К войне она потеряла троих детей. Двое умерли. «Степку» сапогами во время допросов выбивают из живота. Пропадает где-то в лагерях ее первый муж, в первый год войны от дистрофии умирает второй. Отца, военного врача, который всю свою трудовую биографию, начиная с Первой мировой войны, лечил раненых, арестовывают и высылают из города. По дороге на всех пересылках он организовывает лазареты. Лечит контуженных, раненых, дистрофиков, варит кисельки для блокадников…

1942 год. Первый раз в ее дневниках звучит псалом. «Аще забуду тебя, Иерусалиме»…

Работает на радио.

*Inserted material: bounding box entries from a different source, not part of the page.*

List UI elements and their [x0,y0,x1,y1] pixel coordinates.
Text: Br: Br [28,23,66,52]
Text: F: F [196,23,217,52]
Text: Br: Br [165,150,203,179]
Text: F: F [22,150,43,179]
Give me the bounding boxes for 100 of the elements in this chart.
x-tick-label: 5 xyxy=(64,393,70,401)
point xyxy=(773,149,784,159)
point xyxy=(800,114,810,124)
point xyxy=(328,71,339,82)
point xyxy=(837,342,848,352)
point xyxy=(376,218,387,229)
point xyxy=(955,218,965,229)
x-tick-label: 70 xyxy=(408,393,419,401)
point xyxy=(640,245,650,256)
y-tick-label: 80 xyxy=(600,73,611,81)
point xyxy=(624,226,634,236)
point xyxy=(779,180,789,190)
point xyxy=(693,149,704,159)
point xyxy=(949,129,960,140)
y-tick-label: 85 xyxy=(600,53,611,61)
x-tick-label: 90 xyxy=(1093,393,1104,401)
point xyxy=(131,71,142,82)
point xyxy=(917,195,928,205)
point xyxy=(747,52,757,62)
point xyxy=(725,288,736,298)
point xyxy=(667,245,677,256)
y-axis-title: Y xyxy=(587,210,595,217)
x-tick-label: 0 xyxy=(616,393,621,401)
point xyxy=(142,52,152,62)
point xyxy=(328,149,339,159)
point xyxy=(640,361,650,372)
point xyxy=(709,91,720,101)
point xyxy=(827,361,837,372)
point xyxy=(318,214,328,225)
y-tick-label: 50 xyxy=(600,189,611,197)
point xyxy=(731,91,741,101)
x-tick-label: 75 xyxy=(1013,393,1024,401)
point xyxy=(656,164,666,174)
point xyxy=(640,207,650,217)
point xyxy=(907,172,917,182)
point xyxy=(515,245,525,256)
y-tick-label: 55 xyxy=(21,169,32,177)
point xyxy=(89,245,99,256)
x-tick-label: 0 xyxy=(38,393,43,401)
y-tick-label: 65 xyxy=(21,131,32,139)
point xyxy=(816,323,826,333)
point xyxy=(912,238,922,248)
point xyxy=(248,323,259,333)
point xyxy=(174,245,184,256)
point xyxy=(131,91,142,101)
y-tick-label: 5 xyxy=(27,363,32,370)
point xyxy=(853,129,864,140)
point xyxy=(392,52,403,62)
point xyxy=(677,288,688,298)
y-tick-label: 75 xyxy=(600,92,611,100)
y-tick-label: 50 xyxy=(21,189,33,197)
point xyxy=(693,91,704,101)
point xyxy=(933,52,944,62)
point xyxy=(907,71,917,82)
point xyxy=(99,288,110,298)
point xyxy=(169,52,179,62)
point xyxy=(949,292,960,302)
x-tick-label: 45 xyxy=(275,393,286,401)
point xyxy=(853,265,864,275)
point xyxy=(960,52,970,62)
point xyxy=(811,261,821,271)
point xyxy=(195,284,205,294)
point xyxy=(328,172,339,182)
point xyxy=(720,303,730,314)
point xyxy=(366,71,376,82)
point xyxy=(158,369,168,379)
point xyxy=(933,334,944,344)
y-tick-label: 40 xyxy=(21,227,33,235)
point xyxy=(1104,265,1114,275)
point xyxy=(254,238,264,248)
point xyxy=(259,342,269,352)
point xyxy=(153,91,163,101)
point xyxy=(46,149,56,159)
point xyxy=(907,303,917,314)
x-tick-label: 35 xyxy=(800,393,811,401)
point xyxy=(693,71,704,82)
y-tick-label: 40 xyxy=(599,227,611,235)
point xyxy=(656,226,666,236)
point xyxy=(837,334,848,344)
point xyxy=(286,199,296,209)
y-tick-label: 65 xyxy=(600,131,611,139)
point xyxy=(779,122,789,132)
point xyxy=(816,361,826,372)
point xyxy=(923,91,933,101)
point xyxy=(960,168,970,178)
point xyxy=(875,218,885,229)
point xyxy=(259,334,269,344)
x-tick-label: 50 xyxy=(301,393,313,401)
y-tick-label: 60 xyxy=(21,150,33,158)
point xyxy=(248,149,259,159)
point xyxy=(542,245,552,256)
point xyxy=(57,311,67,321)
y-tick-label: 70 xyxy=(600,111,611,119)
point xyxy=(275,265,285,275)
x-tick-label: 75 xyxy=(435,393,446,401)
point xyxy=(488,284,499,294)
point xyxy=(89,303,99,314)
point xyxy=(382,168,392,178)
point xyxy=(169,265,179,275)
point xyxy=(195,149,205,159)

Над закостеневшим Городом звучат ставшие хрестоматийными строки: «Я говорю с тобой под свист снарядов,/ Угрюмым заревом озарена,/ Я говорю с тобой из Ленинграда,/ Страна моя, печальная страна»… В историю страны входят 900 дней, черная тарелка радио, стук метронома и «125 блокадных грамм с огнем и кровью пополам».

Голод, мороз, смерть, страх, позор — и над всем этим Голос Ольги Берггольц — средоточие не жизни даже, а бытия, того, что станет духом ленинградской трагедии — смешение человечности, веры, надменности. Той надменности, которая до сих пор живет у нас в генах и отзывается камертоном в геометрии площадей; той самой надменности, за которую спустя несколько лет будут ломать ленинградскую интеллигенцию, превращая великий город в населенный пункт с областной судьбой…

аще забуду тебе иерусалиме

Анна Ахматова и Ольга Берггольц. 1947 год

♦♦

Сумрачная, пустая комната, маленькая девочка сидит в ней, закутавшись в какие-то тряпки: умерли все. Низкий, гудящий звук летящего немецкого самолета. «От советского информбюро», — в сводке мрачно приподнятые советские интонации дикторов, и вдруг голос Берггольц, мягкий, женский, человеческий. Маленькая замерзшая девочка чувствует, что не одна, что жива. Не выживи она, не читали бы вы сейчас этих строк…

♦♦

Как судьба вывела Ольгу Берггольц на такую высоту!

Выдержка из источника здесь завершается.